One word to describe Turin

We’ve arrived in Turin, which is a real city, and a quite wealthy one.

Though our (lovely) hotel is across from the train station, it is in a quite chic shopping area – filled with the brands that open up the purse strings.

We strolled through lovely arcaded streets and really felt our nearness to France.

After we found Don’s lunch destination, we went to find the Duomo di San Giovanni. On the way, we passed the lovely little church of San Lorenzo,which was spectacular in a very compact way.

And then it was on to the Cathedral. Besides being the major church in Turin, this church is a pilgrimage site for being the repository of the famous Shroud of Turin, the cloth in which Jesus was alleged to be wrapped after being taken down from the cross. A facsimile is on display over the original, housed securely in the draped casket below, and receives a steady crowd of visitors.

Lots more to see tomorrow.
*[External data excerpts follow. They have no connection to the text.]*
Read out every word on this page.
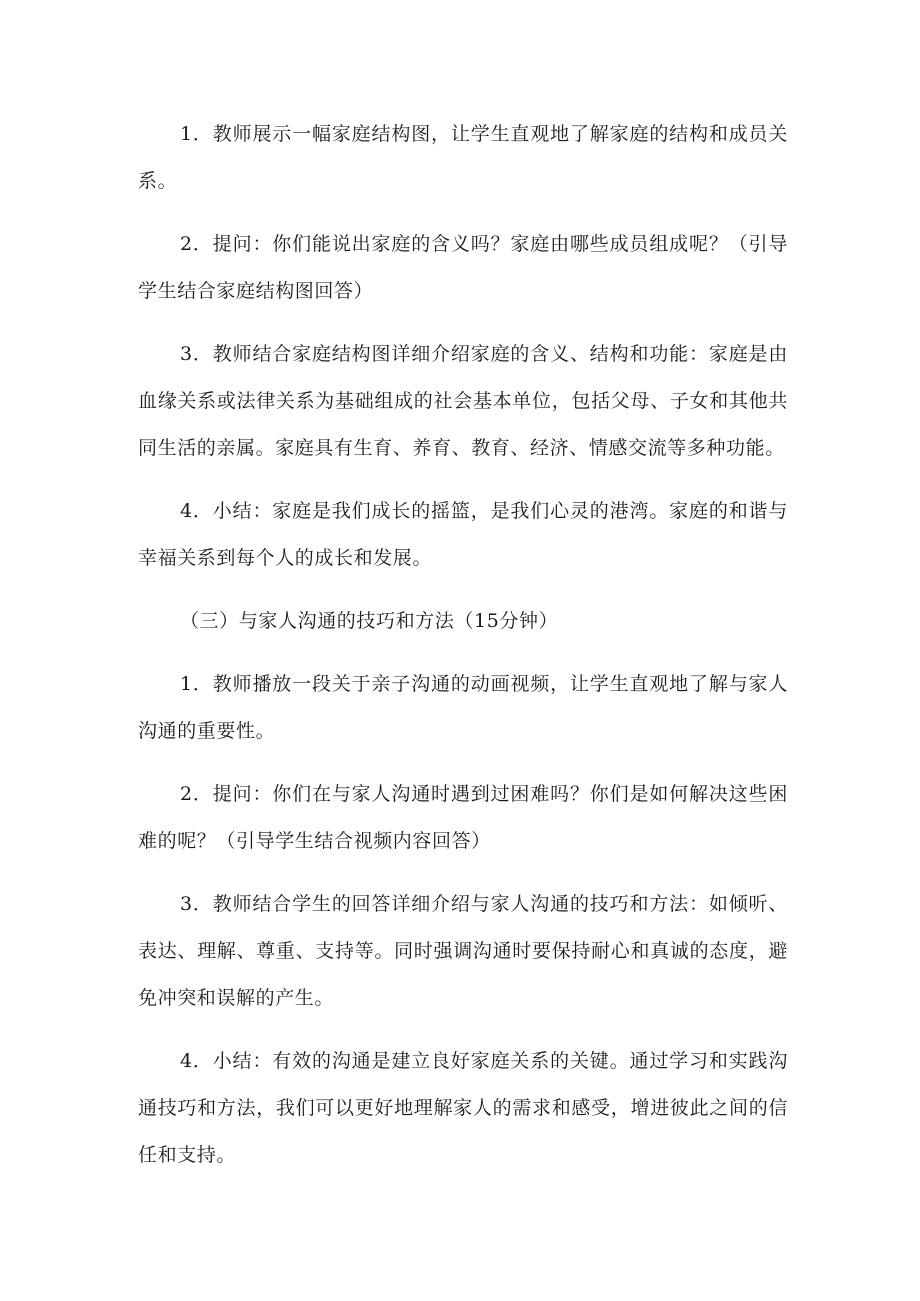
1．教师展示一幅家庭结构图，让学生直观地了解家庭的结构和成员关系。

2．提问：你们能说出家庭的含义吗？家庭由哪些成员组成呢？（引导学生结合家庭结构图回答）

3．教师结合家庭结构图详细介绍家庭的含义、结构和功能：家庭是由血缘关系或法律关系为基础组成的社会基本单位，包括父母、子女和其他共同生活的亲属。家庭具有生育、养育、教育、经济、情感交流等多种功能。

4．小结：家庭是我们成长的摇篮，是我们心灵的港湾。家庭的和谐与幸福关系到每个人的成长和发展。

（三）与家人沟通的技巧和方法（15分钟）

1．教师播放一段关于亲子沟通的动画视频，让学生直观地了解与家人沟通的重要性。

2．提问：你们在与家人沟通时遇到过困难吗？你们是如何解决这些困难的呢？（引导学生结合视频内容回答）

3．教师结合学生的回答详细介绍与家人沟通的技巧和方法：如倾听、表达、理解、尊重、支持等。同时强调沟通时要保持耐心和真诚的态度，避免冲突和误解的产生。

4．小结：有效的沟通是建立良好家庭关系的关键。通过学习和实践沟通技巧和方法，我们可以更好地理解家人的需求和感受，增进彼此之间的信任和支持。
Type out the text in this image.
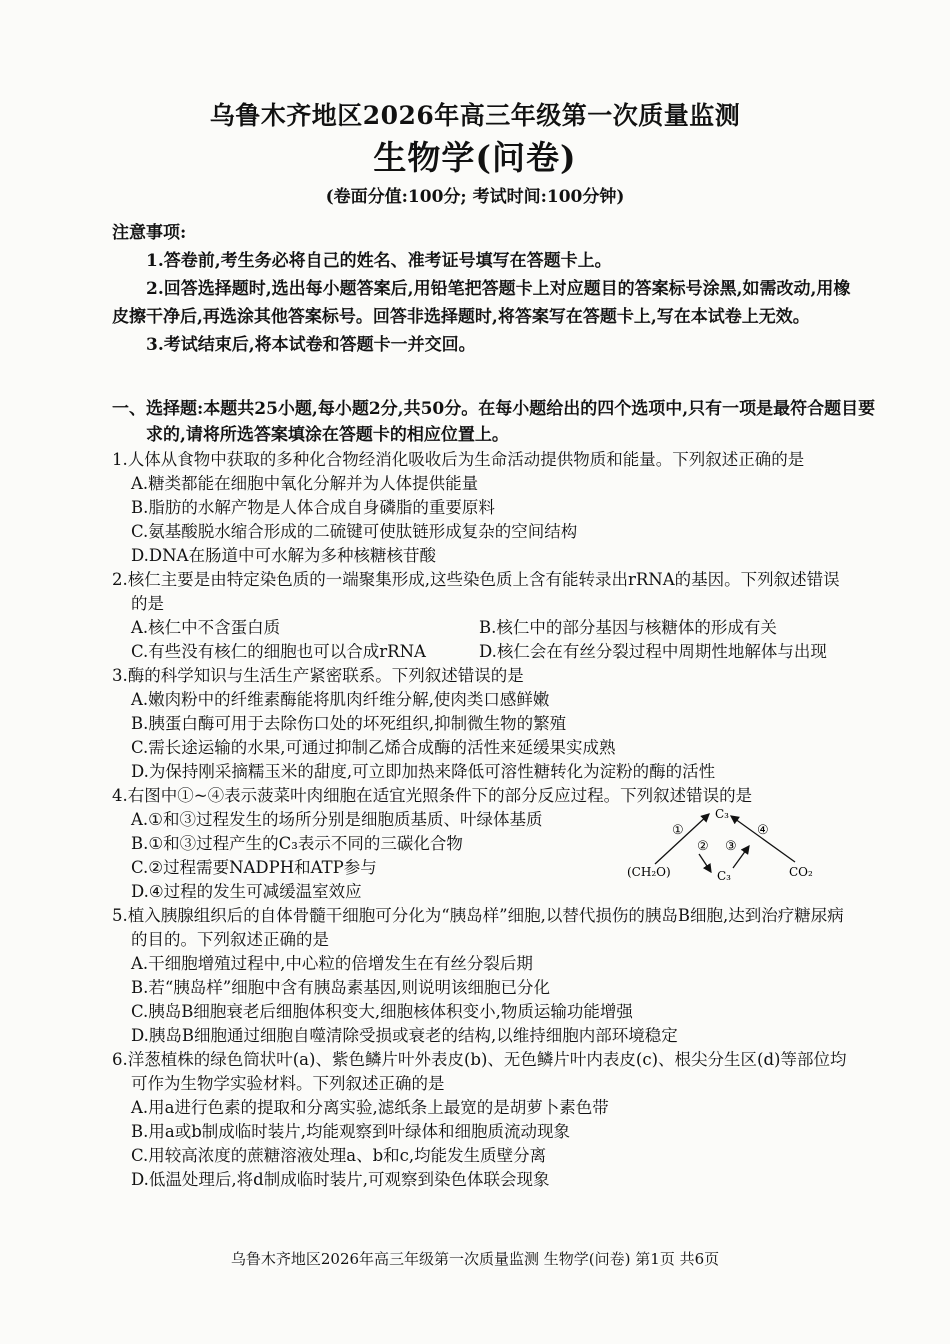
乌鲁木齐地区2026年高三年级第一次质量监测
生物学(问卷)
(卷面分值:100分; 考试时间:100分钟)
注意事项:
1.答卷前,考生务必将自己的姓名、准考证号填写在答题卡上。
2.回答选择题时,选出每小题答案后,用铅笔把答题卡上对应题目的答案标号涂黑,如需改动,用橡皮擦干净后,再选涂其他答案标号。回答非选择题时,将答案写在答题卡上,写在本试卷上无效。
3.考试结束后,将本试卷和答题卡一并交回。
一、选择题:本题共25小题,每小题2分,共50分。在每小题给出的四个选项中,只有一项是最符合题目要求的,请将所选答案填涂在答题卡的相应位置上。
1.人体从食物中获取的多种化合物经消化吸收后为生命活动提供物质和能量。下列叙述正确的是
A.糖类都能在细胞中氧化分解并为人体提供能量
B.脂肪的水解产物是人体合成自身磷脂的重要原料
C.氨基酸脱水缩合形成的二硫键可使肽链形成复杂的空间结构
D.DNA在肠道中可水解为多种核糖核苷酸
2.核仁主要是由特定染色质的一端聚集形成,这些染色质上含有能转录出rRNA的基因。下列叙述错误的是
A.核仁中不含蛋白质	B.核仁中的部分基因与核糖体的形成有关
C.有些没有核仁的细胞也可以合成rRNA	D.核仁会在有丝分裂过程中周期性地解体与出现
3.酶的科学知识与生活生产紧密联系。下列叙述错误的是
A.嫩肉粉中的纤维素酶能将肌肉纤维分解,使肉类口感鲜嫩
B.胰蛋白酶可用于去除伤口处的坏死组织,抑制微生物的繁殖
C.需长途运输的水果,可通过抑制乙烯合成酶的活性来延缓果实成熟
D.为保持刚采摘糯玉米的甜度,可立即加热来降低可溶性糖转化为淀粉的酶的活性
4.右图中①~④表示菠菜叶肉细胞在适宜光照条件下的部分反应过程。下列叙述错误的是
A.①和③过程发生的场所分别是细胞质基质、叶绿体基质
B.①和③过程产生的C₃表示不同的三碳化合物
C.②过程需要NADPH和ATP参与
D.④过程的发生可减缓温室效应
C₃
(CH₂O)	C₃	CO₂
①
② ③
④
5.植入胰腺组织后的自体骨髓干细胞可分化为“胰岛样”细胞,以替代损伤的胰岛B细胞,达到治疗糖尿病的目的。下列叙述正确的是
A.干细胞增殖过程中,中心粒的倍增发生在有丝分裂后期
B.若“胰岛样”细胞中含有胰岛素基因,则说明该细胞已分化
C.胰岛B细胞衰老后细胞体积变大,细胞核体积变小,物质运输功能增强
D.胰岛B细胞通过细胞自噬清除受损或衰老的结构,以维持细胞内部环境稳定
6.洋葱植株的绿色筒状叶(a)、紫色鳞片叶外表皮(b)、无色鳞片叶内表皮(c)、根尖分生区(d)等部位均可作为生物学实验材料。下列叙述正确的是
A.用a进行色素的提取和分离实验,滤纸条上最宽的是胡萝卜素色带
B.用a或b制成临时装片,均能观察到叶绿体和细胞质流动现象
C.用较高浓度的蔗糖溶液处理a、b和c,均能发生质壁分离
D.低温处理后,将d制成临时装片,可观察到染色体联会现象
乌鲁木齐地区2026年高三年级第一次质量监测 生物学(问卷) 第1页 共6页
We just wanted to get a feel for this city today.

Don’s Food Corner

Despite having  increasingly sore feet and passing by some very attractive-looking restaurants, we wove through the streets of Turin to get to our destination restaurant. For followers of the Michelin guide, you’ll know that a restaurant like the one we found today with a ‘smiley face’ rating is about one step below getting an actual star.

The menu was limited and filled with choices neither of us would eat — like various versions of rabbit and offal.  But we found the place and it was getting near closing time for lunch; we were committed.

Jo started with a stylishly composed creation featuring a breaded fried egg that retained its soft yolk under fried pancetta, covered in a cheese sauce with spinach.  It looked beautiful and she must have liked it because I was not offered a taste.  I had anchovies prepared three ways:  1. breaded and fried fresh anchovies, 2. grilled fresh anchovies, 3. a cured anchovy curled on top of a piece of bread with a thick slather of butter.  A little bit of sea salt was sprinkled on top and around the plate.  Very attractive and very tasty.  I offered Jo a sample but she declined.

Jo then moved onto a risotto that featured a thick beef sauce reduction and bone marrow.  The risotto itself was made with some type of cheese (Parmesan?).  To say the beef sauce was deeply flavored is an understatement.  The marrow added further richness.  This dish was actually almost too exotic for us.

I tried the suckling pig.  This was a slice of a full roasted pig, beautifully prepared with a fantastically crispy skin.  It came with a few pieces of nicely breaded and deep-fried polenta.

As befitting a restaurant that perhaps has ambitions of getting a Michelin star, the portions were small. This was definitely not Mama’s kitchen and I’m not sure it was worth the effort finding it. We filled up with a full carafe of wine and at the end some complimentary grappa.  For some reason, we had difficulty walking out off there without propping each other up.